Museo Archeologico: consegnati oggi dai carabinieri quattro anfore e un reperto rubati

PALERMO – Oggi alle ore 15 nel Museo Archeologico di Solunto, in provincia di Palermo, alla presenza del dottor Alberto SAMONA’, Assessore Regionale dei Beni Culturali e dell’Identità Siciliana, i carabinieri del nucleo per la Tutela del Patrimonio Culturale di Palermo restituiranno al Direttore del Parco Archeologico di Himera, Solunto e Monte Jato, Arch. Stefano ZANGARA, quattro anfore fittili e un reperto cilindrico, databili dal II secolo a.C. all’XI secolo d.C.

Le indagini sono state coordinate dalla Procura della Repubblica presso il Tribunale di Termini Imerese e rientrano nell’ambito della costante attività di contrasto all’illecita detenzione di beni archeologici, sviluppata mediante il continuo monitoraggio degli annunci sul web.
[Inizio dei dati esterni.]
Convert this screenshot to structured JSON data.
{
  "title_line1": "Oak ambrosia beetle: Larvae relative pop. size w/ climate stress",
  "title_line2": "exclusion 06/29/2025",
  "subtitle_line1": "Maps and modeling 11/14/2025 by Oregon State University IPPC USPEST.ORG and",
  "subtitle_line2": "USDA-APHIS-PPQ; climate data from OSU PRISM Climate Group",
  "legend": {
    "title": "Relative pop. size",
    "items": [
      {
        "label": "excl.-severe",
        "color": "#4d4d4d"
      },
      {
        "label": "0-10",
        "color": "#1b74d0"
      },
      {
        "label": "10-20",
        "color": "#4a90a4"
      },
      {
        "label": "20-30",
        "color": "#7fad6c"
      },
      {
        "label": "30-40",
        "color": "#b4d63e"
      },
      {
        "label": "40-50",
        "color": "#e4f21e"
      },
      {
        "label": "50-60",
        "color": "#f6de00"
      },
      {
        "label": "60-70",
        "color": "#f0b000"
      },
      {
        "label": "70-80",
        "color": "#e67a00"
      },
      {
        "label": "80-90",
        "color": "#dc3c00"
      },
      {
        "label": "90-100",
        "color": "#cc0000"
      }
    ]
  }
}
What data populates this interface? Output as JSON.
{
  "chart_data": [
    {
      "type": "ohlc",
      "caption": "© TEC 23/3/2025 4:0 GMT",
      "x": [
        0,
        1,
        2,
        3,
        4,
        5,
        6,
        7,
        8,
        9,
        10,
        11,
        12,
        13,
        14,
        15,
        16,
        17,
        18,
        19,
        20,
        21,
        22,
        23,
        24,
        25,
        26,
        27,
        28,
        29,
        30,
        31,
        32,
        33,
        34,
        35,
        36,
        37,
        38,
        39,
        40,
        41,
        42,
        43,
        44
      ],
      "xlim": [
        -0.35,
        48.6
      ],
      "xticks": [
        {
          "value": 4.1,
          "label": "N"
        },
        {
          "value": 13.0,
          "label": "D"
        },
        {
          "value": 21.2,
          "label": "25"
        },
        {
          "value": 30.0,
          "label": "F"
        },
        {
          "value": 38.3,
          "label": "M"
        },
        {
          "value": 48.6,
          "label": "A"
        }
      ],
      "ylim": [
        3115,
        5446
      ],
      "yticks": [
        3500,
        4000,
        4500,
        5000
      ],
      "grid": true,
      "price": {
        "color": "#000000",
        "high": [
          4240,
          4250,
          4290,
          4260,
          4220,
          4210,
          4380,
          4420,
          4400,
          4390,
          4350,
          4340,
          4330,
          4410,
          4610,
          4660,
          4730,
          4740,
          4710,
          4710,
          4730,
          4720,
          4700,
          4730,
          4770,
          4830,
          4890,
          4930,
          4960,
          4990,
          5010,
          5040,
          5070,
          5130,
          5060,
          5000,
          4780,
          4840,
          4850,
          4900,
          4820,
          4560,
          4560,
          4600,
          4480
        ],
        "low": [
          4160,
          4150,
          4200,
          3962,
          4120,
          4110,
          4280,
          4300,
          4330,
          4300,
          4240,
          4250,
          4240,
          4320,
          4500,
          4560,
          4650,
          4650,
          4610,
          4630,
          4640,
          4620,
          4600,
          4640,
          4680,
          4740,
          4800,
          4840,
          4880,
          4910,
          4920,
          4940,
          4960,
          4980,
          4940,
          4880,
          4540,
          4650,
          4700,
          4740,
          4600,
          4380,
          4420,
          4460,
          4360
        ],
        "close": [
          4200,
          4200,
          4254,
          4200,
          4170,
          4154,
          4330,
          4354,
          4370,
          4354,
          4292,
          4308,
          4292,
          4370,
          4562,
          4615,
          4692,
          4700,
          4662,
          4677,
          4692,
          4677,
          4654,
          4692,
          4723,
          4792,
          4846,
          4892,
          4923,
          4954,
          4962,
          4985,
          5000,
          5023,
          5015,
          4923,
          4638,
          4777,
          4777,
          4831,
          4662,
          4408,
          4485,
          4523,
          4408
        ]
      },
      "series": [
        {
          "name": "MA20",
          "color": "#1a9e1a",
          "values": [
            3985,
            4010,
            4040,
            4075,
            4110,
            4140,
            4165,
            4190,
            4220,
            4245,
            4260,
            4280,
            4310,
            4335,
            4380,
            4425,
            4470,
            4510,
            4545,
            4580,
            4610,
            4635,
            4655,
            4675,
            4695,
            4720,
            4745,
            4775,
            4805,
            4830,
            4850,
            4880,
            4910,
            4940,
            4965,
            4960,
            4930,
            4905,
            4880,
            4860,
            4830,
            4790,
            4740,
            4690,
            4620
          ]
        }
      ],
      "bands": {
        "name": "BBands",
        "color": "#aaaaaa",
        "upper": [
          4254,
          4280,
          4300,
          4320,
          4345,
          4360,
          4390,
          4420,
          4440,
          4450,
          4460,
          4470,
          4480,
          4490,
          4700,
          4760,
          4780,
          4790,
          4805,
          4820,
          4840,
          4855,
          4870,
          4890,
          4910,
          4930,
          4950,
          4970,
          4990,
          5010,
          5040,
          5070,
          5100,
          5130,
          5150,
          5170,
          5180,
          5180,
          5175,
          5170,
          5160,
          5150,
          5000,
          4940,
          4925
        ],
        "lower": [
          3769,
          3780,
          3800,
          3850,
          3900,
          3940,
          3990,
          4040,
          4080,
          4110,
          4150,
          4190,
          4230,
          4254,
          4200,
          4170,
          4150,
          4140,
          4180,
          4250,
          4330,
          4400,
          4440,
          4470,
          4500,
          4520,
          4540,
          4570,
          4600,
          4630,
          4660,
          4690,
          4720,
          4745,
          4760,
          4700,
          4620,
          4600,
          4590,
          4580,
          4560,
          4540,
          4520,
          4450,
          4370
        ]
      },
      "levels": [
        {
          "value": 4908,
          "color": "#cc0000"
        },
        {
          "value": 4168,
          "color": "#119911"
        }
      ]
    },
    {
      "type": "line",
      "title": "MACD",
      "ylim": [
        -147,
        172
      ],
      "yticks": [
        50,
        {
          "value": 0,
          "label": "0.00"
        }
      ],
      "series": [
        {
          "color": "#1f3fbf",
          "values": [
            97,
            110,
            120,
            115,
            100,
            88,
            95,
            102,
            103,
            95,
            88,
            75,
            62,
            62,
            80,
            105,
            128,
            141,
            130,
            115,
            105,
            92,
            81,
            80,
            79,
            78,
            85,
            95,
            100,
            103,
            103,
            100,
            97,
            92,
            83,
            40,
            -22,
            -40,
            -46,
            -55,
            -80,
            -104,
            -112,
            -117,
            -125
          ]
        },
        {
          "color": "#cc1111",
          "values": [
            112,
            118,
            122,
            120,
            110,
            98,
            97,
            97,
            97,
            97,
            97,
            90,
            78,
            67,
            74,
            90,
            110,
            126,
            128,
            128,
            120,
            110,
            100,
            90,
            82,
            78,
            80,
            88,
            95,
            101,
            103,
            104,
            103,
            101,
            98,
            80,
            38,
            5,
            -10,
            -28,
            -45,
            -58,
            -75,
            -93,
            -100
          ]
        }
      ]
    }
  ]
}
I militari del Nucleo TPC, con il supporto dei colleghi dell’Arma territoriale, sono riusciti a risalire all’autore dell’inserzione, denunciato per ricettazione, nella cui abitazione sono stati rinvenuti i manufatti, già dichiarati autentici dai funzionari della Soprintendenza Regionale di Palermo.

L’attività compiuta dimostra, ancora una volta, come il web costituisca uno dei principali canali di comunicazione e commercializzazione illegali dei beni culturali, poiché consente di raggiungere agevolmente un elevato numero di utenti, spesso inesperti e incuranti della normativa di settore, che punisce le illecite ricerche, l’impossessamento e la vendita di manufatti archeologici.

La restituzione dei reperti archeologici alla Regione è un importante segnale dell’attività di costante vigilanza e tutela che il Nucleo di tutela del Patrimonio Culturale dei Carabinieri svolge nei confronti dei nostri beni. E’ un atto – sottolinea l’Assessore regionale dei Beni Culturali e dell’Identità Siciliana, Alberto Samonà – che manifesta concretamente quella tensione morale e quell’attenzione con cui va protetto il nostro patrimonio culturale; beni che appartengono a tutti noi in quanto esprimono la nostra storia e il nostro passato, permettendoci di ricostruire il grande mosaico della millenaria storia della nostra Isola. Chiunque faccia un uso improprio dei reperti storico-archeologici deve sapere che compie un reato contro ciascuno di noi e che facilmente potrà incorrere nella rete di controlli attivati dalle forze dell’ordine”.

Sul sito www.carabinieri.it, nelle pagine dedicate al Comando Carabinieri per la Tutela del Patrimonio Culturale, sono pubblicati i consigli su come comportarsi in caso di rinvenimento fortuito di beni archeologici.